Marines at Camp Lejeune pay special attention to this sort of attack for a couple of reasons. They are overseas much of the time, and they tend to be in hot spots when they are deployed. They say this serves as a reminder of just how unpredictable terrorist behavior can be.
As Americans, all of us are impacted by such attacks, but nowhere do they strike a nerve more than in Jacksonville. In this military community, flags are already at half staff in memory of U.S. citizens killed in the blast.
U.S. Marines watch over American embassies worldwide. Guarding embassies is a job Pfc Claudius Oliver says he'd like to take one day in spite of these terrorist attacks.
"I'm still thinking about doing something like that," said Oliver. "You know, even though that happened, just like war situations happen, you're still a marine right? So I guess you have to take some chances, I guess embassy duty is one of them."

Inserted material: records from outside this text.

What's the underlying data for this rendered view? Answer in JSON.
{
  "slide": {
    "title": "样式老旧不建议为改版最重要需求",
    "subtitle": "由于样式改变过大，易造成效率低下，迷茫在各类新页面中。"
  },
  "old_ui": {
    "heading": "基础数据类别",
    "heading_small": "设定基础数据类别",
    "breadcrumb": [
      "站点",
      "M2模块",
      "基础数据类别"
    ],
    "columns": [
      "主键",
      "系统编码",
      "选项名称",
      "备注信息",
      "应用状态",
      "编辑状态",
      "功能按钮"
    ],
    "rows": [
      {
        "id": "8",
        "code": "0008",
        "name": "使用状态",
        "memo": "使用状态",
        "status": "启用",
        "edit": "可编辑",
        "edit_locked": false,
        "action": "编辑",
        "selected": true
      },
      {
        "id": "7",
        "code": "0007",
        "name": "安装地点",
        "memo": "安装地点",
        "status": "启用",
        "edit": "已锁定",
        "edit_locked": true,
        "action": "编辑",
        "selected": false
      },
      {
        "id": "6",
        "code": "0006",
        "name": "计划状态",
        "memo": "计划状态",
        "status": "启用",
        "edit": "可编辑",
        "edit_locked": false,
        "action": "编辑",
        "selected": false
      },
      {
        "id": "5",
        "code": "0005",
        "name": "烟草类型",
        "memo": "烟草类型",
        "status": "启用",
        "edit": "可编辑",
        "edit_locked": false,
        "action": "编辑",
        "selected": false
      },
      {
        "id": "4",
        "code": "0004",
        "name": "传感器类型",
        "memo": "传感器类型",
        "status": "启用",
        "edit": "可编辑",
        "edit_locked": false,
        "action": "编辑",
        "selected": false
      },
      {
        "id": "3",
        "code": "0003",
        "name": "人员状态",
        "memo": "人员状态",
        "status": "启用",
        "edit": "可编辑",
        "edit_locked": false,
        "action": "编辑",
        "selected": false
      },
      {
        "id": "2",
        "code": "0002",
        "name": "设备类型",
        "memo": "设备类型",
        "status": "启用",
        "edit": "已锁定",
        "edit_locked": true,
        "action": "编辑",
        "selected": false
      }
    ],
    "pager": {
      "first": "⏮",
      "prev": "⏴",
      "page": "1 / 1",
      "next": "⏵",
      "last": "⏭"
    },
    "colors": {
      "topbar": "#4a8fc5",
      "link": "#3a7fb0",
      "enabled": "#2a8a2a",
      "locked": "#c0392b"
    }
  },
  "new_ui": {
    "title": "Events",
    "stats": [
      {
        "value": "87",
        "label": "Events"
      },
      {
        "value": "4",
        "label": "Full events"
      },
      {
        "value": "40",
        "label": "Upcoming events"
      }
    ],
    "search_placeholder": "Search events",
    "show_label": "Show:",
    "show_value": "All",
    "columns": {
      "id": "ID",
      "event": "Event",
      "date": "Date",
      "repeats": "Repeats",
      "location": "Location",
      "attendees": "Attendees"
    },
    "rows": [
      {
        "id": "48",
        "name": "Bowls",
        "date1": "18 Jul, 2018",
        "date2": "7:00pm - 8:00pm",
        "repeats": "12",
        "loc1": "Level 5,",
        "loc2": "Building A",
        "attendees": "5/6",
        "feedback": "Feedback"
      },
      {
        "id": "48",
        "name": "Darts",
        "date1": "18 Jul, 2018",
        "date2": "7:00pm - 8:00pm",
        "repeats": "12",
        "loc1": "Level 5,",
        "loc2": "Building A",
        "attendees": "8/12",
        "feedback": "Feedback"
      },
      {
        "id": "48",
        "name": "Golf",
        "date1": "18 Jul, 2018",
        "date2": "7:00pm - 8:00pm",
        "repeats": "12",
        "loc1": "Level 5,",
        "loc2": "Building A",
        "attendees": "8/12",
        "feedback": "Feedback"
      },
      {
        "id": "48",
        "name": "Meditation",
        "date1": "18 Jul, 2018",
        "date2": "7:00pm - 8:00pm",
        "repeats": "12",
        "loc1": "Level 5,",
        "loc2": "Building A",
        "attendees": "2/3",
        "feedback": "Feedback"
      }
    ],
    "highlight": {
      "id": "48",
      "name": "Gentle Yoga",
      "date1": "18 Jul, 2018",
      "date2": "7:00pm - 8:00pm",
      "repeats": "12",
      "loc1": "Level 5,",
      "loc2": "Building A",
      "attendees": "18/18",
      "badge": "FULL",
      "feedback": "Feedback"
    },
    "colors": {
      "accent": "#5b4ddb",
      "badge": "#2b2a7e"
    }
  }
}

Some in the military say the two African bombings remind them of the attack that killed nearly 300 Marines in Beruit 15 years ago. A memorial to those men is a reminder to today's Marines that terrorist attacks can be unprovoked and deadly.
"Being a marine, we've got to always be on alert for something like this to happen," said Pfc Tyrone Pouncey. "That's just part of our job you know.
"If I were to be interested in something like that I would definitely want there to be better security where I wouldn't have to worry about being blown up," Pouncey said.
Despite these recent attacks, acts of terrorism are at one of the lowest points in 20 years. The State Department says there were 304 terrorist attacks in 1997. Americans were targets in nearly a third of them. Seven people died in those attacks and 21 were wounded.